Nehir kenarında yaşlı bir adam dalgın dalgın hızla akan suya
bakıyordu. Genç adam yaklaşıp: "Amca, çok dalmışsın, neye
bakıyorsun öyle? diye sorunca ihtiyar adam içini çekerek:
"Akan ömrüme evladım, akan ömrüme bakıyorum. der.

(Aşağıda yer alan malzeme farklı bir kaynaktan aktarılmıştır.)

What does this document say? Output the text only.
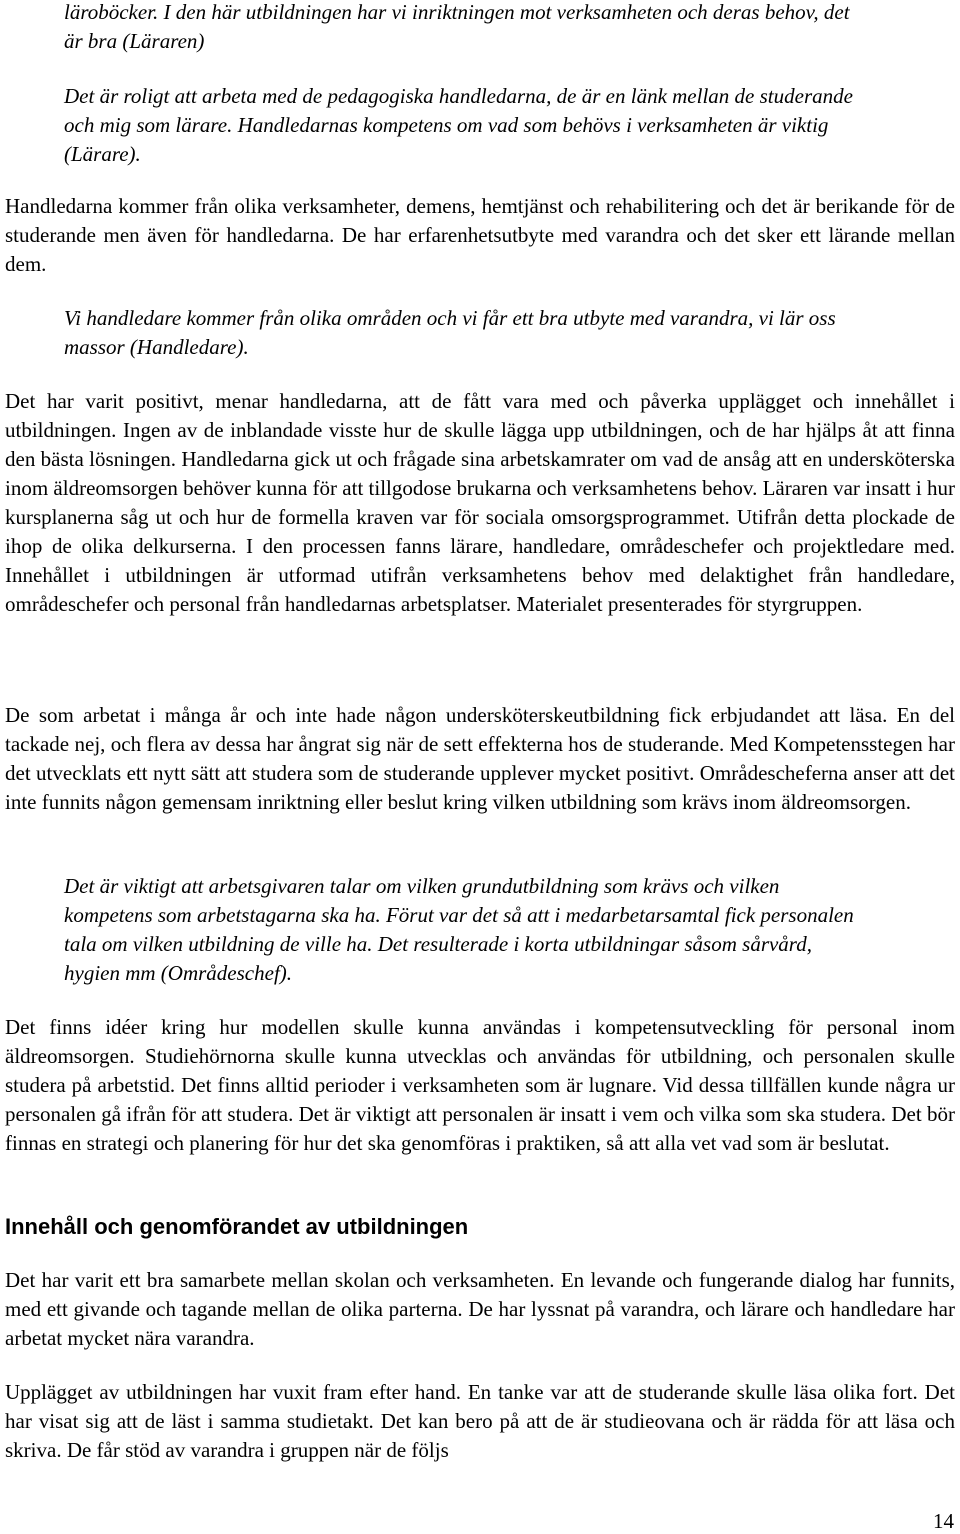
läroböcker. I den här utbildningen har vi inriktningen mot verksamheten och deras behov, det är bra (Läraren)

Det är roligt att arbeta med de pedagogiska handledarna, de är en länk mellan de studerande och mig som lärare. Handledarnas kompetens om vad som behövs i verksamheten är viktig (Lärare).

Handledarna kommer från olika verksamheter, demens, hemtjänst och rehabilitering och det är berikande för de studerande men även för handledarna. De har erfarenhetsutbyte med varandra och det sker ett lärande mellan dem.

Vi handledare kommer från olika områden och vi får ett bra utbyte med varandra, vi lär oss massor (Handledare).

Det har varit positivt, menar handledarna, att de fått vara med och påverka upplägget och innehållet i utbildningen. Ingen av de inblandade visste hur de skulle lägga upp utbildningen, och de har hjälps åt att finna den bästa lösningen. Handledarna gick ut och frågade sina arbetskamrater om vad de ansåg att en undersköterska inom äldreomsorgen behöver kunna för att tillgodose brukarna och verksamhetens behov. Läraren var insatt i hur kursplanerna såg ut och hur de formella kraven var för sociala omsorgsprogrammet. Utifrån detta plockade de ihop de olika delkurserna. I den processen fanns lärare, handledare, områdeschefer och projektledare med. Innehållet i utbildningen är utformad utifrån verksamhetens behov med delaktighet från handledare, områdeschefer och personal från handledarnas arbetsplatser. Materialet presenterades för styrgruppen.

De som arbetat i många år och inte hade någon undersköterskeutbildning fick erbjudandet att läsa. En del tackade nej, och flera av dessa har ångrat sig när de sett effekterna hos de studerande. Med Kompetensstegen har det utvecklats ett nytt sätt att studera som de studerande upplever mycket positivt. Områdescheferna anser att det inte funnits någon gemensam inriktning eller beslut kring vilken utbildning som krävs inom äldreomsorgen.

Det är viktigt att arbetsgivaren talar om vilken grundutbildning som krävs och vilken kompetens som arbetstagarna ska ha. Förut var det så att i medarbetarsamtal fick personalen tala om vilken utbildning de ville ha. Det resulterade i korta utbildningar såsom sårvård, hygien mm (Områdeschef).

Det finns idéer kring hur modellen skulle kunna användas i kompetensutveckling för personal inom äldreomsorgen. Studiehörnorna skulle kunna utvecklas och användas för utbildning, och personalen skulle studera på arbetstid. Det finns alltid perioder i verksamheten som är lugnare. Vid dessa tillfällen kunde några ur personalen gå ifrån för att studera. Det är viktigt att personalen är insatt i vem och vilka som ska studera. Det bör finnas en strategi och planering för hur det ska genomföras i praktiken, så att alla vet vad som är beslutat.

Innehåll och genomförandet av utbildningen

Det har varit ett bra samarbete mellan skolan och verksamheten. En levande och fungerande dialog har funnits, med ett givande och tagande mellan de olika parterna. De har lyssnat på varandra, och lärare och handledare har arbetat mycket nära varandra.

Upplägget av utbildningen har vuxit fram efter hand. En tanke var att de studerande skulle läsa olika fort. Det har visat sig att de läst i samma studietakt. Det kan bero på att de är studieovana och är rädda för att läsa och skriva. De får stöd av varandra i gruppen när de följs

14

Diğer yanda bir dede ile torununun konuşmalarına kulak
veriyoruz:Torunu, pamuk gibi bembeyaz sakallı, nur yüzlü
dedesine merakla soruyor: "Dedeciğim! Bir insanın ömrü ne
kadar olur? Dede tatlı bir gülücükle: "Ezanla namaz arası
kadar yavrucuğum. deyince torun: "Nasıl yani, ömür bu kadar
kısa mı? der. Dede: "Evet yavrum. Ömür, namazsız ezanla,
ezansız namaz arası kadardır. diye cevap verir. Torun yeniden
sorar: "Namazsız ezan ve ezansız namaz sözlerinden ne
kastettiğini anlamadım dedeciğim. Bu ne demek açıklar mısın?
Dede şefkatle ellerinden tuttuğu torununa: "Bak yavrum,
geçenlerde komşumuzun çocuğu doğdu. O çocuğun kulağına ezan
okundu değil mi? işte o ezanın namazı kılındı mı? Kılınmadı. O
ezan "Namazsız ezandı. insan öldüğü zaman kılınan cenaze
namazının da ezanı yoktur. O da "Ezansız namazdır. Aslında o
namazın ezanı insan doğunca okunmuştu kulağına.
"Bak ey insan! Doğdun, ama öleceksin, ömür çabuk biter,
hayatını iyi değerlendir. Boşa vakit harcama! ikazını
yapıyordu o ezan. işte yavrum ÖMÜR, EZANLA NAMAZ ARASI
KADARDIR. Sakın boşa geçirme. Ömrünü dolu dolu yaşa, bir nefes
bile boşluk bırakma! derken gözlerinden yaşlar süzülüyordu (alıntı)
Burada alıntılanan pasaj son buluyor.